I see your point, but...I don't really care, anymore than I cared whether Liz Phair's album was really a track-by-track response to Exile on Main Street. It's a shtick: what counts to me is the music, primarily. I would have to reread the lyrics to comment more in-depth about them - but I will say that I disagree with you re JWGJr. (I wrote about it in my notes to my year-end compilation, if you're curious. We're agreed, though, that Stevens would be better off ditching the concept, which is absurdly unwieldy even as shtick. I guess I think of the records in terms of my response to them - what happens to me when I listen to them - trying to avoid critical preconceptions (including those of the artist) as much as practicable. (Hey, and what about John Linnell's thing a few years back?)

flasshe said...

Speaking as someone who has not heard Illinois (save for a song or two) and who grew up in Illinois: If what Tris says is true (and why would he lie?), then I think I'm offended by the record I haven't heard.
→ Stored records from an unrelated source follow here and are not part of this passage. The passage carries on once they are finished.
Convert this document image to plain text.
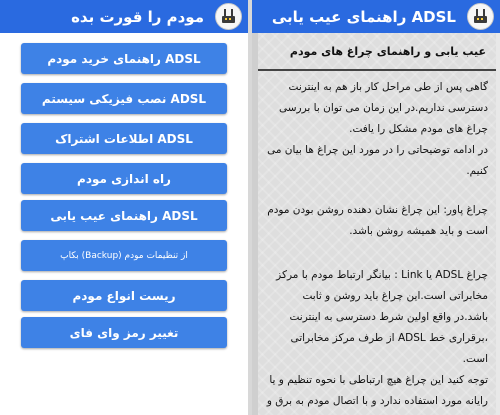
مودم را قورت بده
راهنمای خرید مودم ADSL
نصب فیزیکی سیستم ADSL
اطلاعات اشتراک ADSL
راه اندازی مودم
راهنمای عیب یابی ADSL
بکاپ (Backup) از تنظیمات مودم
ریست انواع مودم
تغییر رمز وای فای
راهنمای عیب یابی ADSL
عیب یابی و راهنمای چراغ های مودم

گاهی پس از طی مراحل کار باز هم به اینترنت دسترسی نداریم.در این زمان می توان با بررسی چراغ های مودم مشکل را یافت.

در ادامه توضیحاتی را در مورد این چراغ ها بیان می کنیم.

چراغ پاور: این چراغ نشان دهنده روشن بودن مودم است و باید همیشه روشن باشد.

چراغ ADSL یا Link : بیانگر ارتباط مودم با مرکز مخابراتی است.این چراغ باید روشن و ثابت باشد.در واقع اولین شرط دسترسی به اینترنت ،برقراری خط ADSL از طرف مرکز مخابراتی است.

توجه کنید این چراغ هیچ ارتباطی با نحوه تنظیم و یا رایانه مورد استفاده ندارد و با اتصال مودم به برق و
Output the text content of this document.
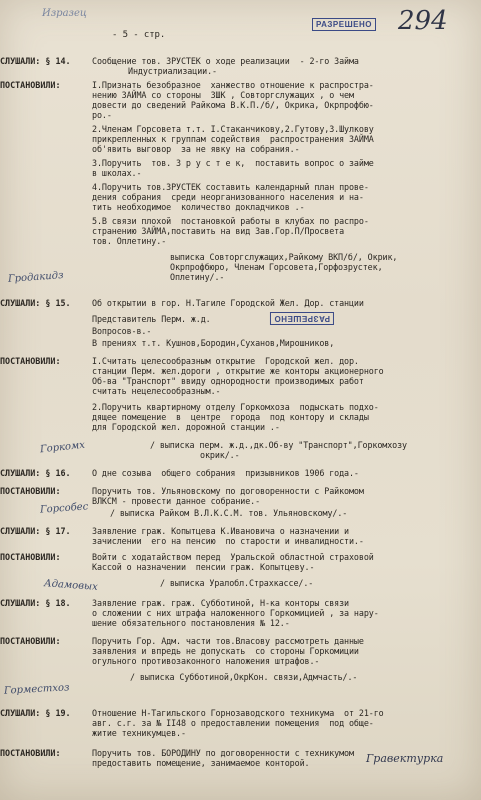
Изразец
- 5 - стр.
РАЗРЕШЕНО 294
СЛУШАЛИ: § 14.	Сообщение тов. ЗРУСТЕК о ходе реализации  - 2-го Займа
Индустриализации.-
ПОСТАНОВИЛИ:	I.Признать безобразное  ханжество отношение к распростра-
нению ЗАЙМА со стороны  ЗШК , Совторгслужащих , о чем
довести до сведений Райкома В.К.П./б/, Окрика, Окрпрофбю-
ро.-
2.Членам Горсовета т.т. I.Стаканчикову,2.Гутову,3.Шулкову
прикрепленных к группам содействия  распространения ЗАЙМА
об'явить выговор  за не явку на собрания.-
3.Поручить  тов. З р у с т е к,  поставить вопрос о займе
в школах.-
4.Поручить тов.ЗРУСТЕК составить календарный план прове-
дения собрания  среди неорганизованного населения и на-
тить необходимое  количество докладчиков .-
5.В связи плохой  постановкой работы в клубах по распро-
странению ЗАЙМА,поставить на вид Зав.Гор.П/Просвета
тов. Оплетину.-
выписка Совторгслужащих,Райкому ВКП/б/, Окрик,
Окрпрофбюро, Членам Горсовета,Горфозрустек,
Оплетину/.-
Гродакидз
СЛУШАЛИ: § 15.	Об открытии в гор. Н.Тагиле Городской Жел. Дор. станции
Представитель Перм. ж.д.
Вопросов-в.-
В прениях т.т. Кушнов,Бородин,Суханов,Мирошников,
РАЗРЕШЕНО
ПОСТАНОВИЛИ:	I.Считать целесообразным открытие  Городской жел. дор.
станции Перм. жел.дороги , открытие же конторы акционерного
Об-ва "Транспорт" ввиду однородности производимых работ
считать нецелесообразным.-
2.Поручить квартирному отделу Горкомхоза  подыскать подхо-
дящее помещение  в  центре  города  под контору и склады
для Городской жел. дорожной станции .-
/ выписка перм. ж.д.,дк.Об-ву "Транспорт",Горкомхозу
окрик/.-
Горкомх
СЛУШАЛИ: § 16.	О дне созыва  общего собрания  призывников 1906 года.-
ПОСТАНОВИЛИ:	Поручить тов. Ульяновскому по договоренности с Райкомом
ВЛКСМ - провести данное собрание.-
/ выписка Райком В.Л.К.С.М. тов. Ульяновскому/.-
Горсобес
СЛУШАЛИ: § 17.	Заявление граж. Копытцева К.Ивановича о назначении и
зачислении  его на пенсию  по старости и инвалидности.-
ПОСТАНОВИЛИ:	Войти с ходатайством перед  Уральской областной страховой
Кассой о назначении  пенсии граж. Копытцеву.-
/ выписка Уралобл.Страхкассе/.-
Адамовых
СЛУШАЛИ: § 18.	Заявление граж. граж. Субботиной, Н-ка конторы связи
о сложении с них штрафа наложенного Горкомицией , за нару-
шение обязательного постановления № 12.-
ПОСТАНОВИЛИ:	Поручить Гор. Адм. части тов.Власову рассмотреть данные
заявления и впредь не допускать  со стороны Горкомиции
огульного противозаконного наложения штрафов.-
/ выписка Субботиной,ОкрКон. связи,Адмчасть/.-
Горместхоз
СЛУШАЛИ: § 19.	Отношение Н-Тагильского Горнозаводского техникума  от 21-го
авг. с.г. за № II48 о предоставлении помещения  под обще-
житие техникумцев.-
ПОСТАНОВИЛИ:	Поручить тов. БОРОДИНУ по договоренности с техникумом
предоставить помещение, занимаемое конторой.	Гравектурка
Or at least it doesn't make me want to listen to it.

zuphwel! zuphwel!

Spring Chicken 2009 said...

---If what Tris says is true (and why would he lie?)---

'cuz i'm a hyperbolic s.o.b. it's a good album, really. it's just not about illinois in the same way that *michigan* was really about michigan.

2fs said...

Playing devil's advocate here (cue my second-favorite Simpsons sight gag...), I gotta say: I just picked up Michigan, and boy are my arms tired. Uh, no: start again. I just bought Stevens' Michigan CD, and while I haven't listened to the music yet (I've heard a track or two beforehand), the lyrics seem no more Michigan-lived-in than Illinois's lyrics seem IL-lived-in. Of course, we know that Stevens did live in Michigan, but honestly, I don't see it merely in the lyrics. (FWIW, I was born in Illinois. Lived there only a few months, and of course I live just north of IL here in WI...but really, aside from Chicago on the one hand, Detroit/auto industry on the other, and (I dunno) Packermania on the third, mutant-monster hand, the three states seem awfully similar to me (and I lived in MI for a couple years in my early 20s)... Ooops - forgot to transcribe the Cornish cough at the end of the comment window: gczkucdz!)

Spring Chicken 2009 said...

Yeah, I see what you mean. It's a little more specific, a little deeper, and a little more present to the subject matter, but for the most part it is similar toothpaste in a slightly different tube. I give him props for "detroit lift up your weary head", but upon reflection, he allows the song titles to carry the concept on this baby, too.